As business manager, she is cutting expenses, talking to the bank, and—for the first time—exploring the world of Small Business Administration loans.

“Our number-one priority is keeping our people working,” she said.

Clark Nicholson agreed.

“I can talk a lot about artistic motivations,” he said. “But the fact of the matter is, we’ve got a lovely theater that’s got a big old mortgage.”

Months of no ticket sales, gallery exposures or school classes are eroding one-third to one-half of artistic budgets. Artists are putting their faith in their loyal patrons, issuing emergency appeals and selling unconventional products, such as Open Stage’s discounted “Rainy Day” tickets.

“It’s important for us to say out loud that we need help getting to the other side so we can tell the stories that you need to hear,” said Landon.

The Harrisburg Symphony Orchestra is urging patrons to buy 2020-21 season tickets, “because the lifeblood of any organization is their subscriber base,” said Woodruff.

With a decent endowment and the net from a recent capital campaign, the orchestra had the wherewithal to pay its musicians.

“The board has the ultimate fiduciary responsibility to do what is best for the organization,” Woodruff said. “We had enough resources on hand to at least pay the players who were hired through the end of the season. We felt it was a very, very important thing to do.”

 

A Rebirth

So, what comes next?

In the fall of 2019, before the world turned upside down, Reina 76 Artist and Charlie Feathers invited friends to an open house, a sort of pop-up gallery from their art-filled home. When this is over, they swear, there will be another.

Rudolph worries about outcomes. Will jazz-friendly venues survive? Will an older-skewing audience fear coming out?

“I’m going to keep doing it whether it gets out there or not,” he said. “Jazz in itself is an introverted art. You’re playing for the music, but when there’s a great audience, it makes a difference in how you play.”

Arts organizations are planning upcoming seasons through a new lens. What can they afford? Is the topic timely? In Woodruff’s words, groups are honestly scrutinizing “what is possible, what is practical.”
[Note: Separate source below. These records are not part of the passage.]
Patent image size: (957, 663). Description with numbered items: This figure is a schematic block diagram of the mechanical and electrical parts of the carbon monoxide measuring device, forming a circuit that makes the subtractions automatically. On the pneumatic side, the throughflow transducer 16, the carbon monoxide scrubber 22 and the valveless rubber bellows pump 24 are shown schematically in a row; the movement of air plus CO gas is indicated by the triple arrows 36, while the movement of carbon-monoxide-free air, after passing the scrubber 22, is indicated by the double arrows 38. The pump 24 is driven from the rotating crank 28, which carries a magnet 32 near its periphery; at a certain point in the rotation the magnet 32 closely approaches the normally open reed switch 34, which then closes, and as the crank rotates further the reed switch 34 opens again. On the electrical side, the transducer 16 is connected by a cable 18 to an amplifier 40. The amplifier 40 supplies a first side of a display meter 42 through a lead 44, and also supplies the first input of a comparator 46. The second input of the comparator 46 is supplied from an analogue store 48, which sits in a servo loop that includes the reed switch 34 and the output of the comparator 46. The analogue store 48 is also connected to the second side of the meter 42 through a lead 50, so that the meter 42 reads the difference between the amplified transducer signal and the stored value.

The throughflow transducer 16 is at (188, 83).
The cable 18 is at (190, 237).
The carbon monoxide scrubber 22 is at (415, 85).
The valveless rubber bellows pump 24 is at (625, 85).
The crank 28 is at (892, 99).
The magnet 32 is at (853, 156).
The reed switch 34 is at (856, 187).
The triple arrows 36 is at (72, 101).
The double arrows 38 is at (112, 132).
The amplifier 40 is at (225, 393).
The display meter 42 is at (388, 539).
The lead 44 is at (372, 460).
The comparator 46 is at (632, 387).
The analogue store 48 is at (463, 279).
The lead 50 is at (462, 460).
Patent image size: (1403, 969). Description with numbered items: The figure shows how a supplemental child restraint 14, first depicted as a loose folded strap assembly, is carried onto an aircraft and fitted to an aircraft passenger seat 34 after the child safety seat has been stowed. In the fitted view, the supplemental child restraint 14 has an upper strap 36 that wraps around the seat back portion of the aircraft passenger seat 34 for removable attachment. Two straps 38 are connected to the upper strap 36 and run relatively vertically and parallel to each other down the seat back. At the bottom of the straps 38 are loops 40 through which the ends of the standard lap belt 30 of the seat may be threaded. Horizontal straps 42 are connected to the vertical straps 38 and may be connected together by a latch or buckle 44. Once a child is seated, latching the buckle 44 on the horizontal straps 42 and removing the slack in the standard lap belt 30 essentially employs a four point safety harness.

Costs will probably loom larger than ever in selecting seasons, said Melissa Nicholson. As life returns to normal, maybe Gamut will sell fewer tickets and space the seats farther apart, she said. (Open Stage, too, is rethinking arrangement of newly ordered seating). In the meantime, artistic minds keep churning.

“When this is over and organizations have survived, the amount of stuff you’re going to see will be incredible,” said Clark Nicholson. “It’s like thoroughbred racehorses being held in the starting gate.”

Artistic types “have a particular skills set we can offer to the universe,” said Landon. “I feel very blessed to have this position and to be surrounded by such wonderful artists, able to create such beautiful pieces. This is a job at the end of the day, and it’s my job to lead this organization, to make sure this organization is going to be around for your children and your children’s children.”

Or as HSO’s Woodruff put it, “It’s springtime. Let’s be optimistic that we’re going to have a rebirth.”

Numerous arts groups were mentioned in this story. If you’re able, please donate generously to them.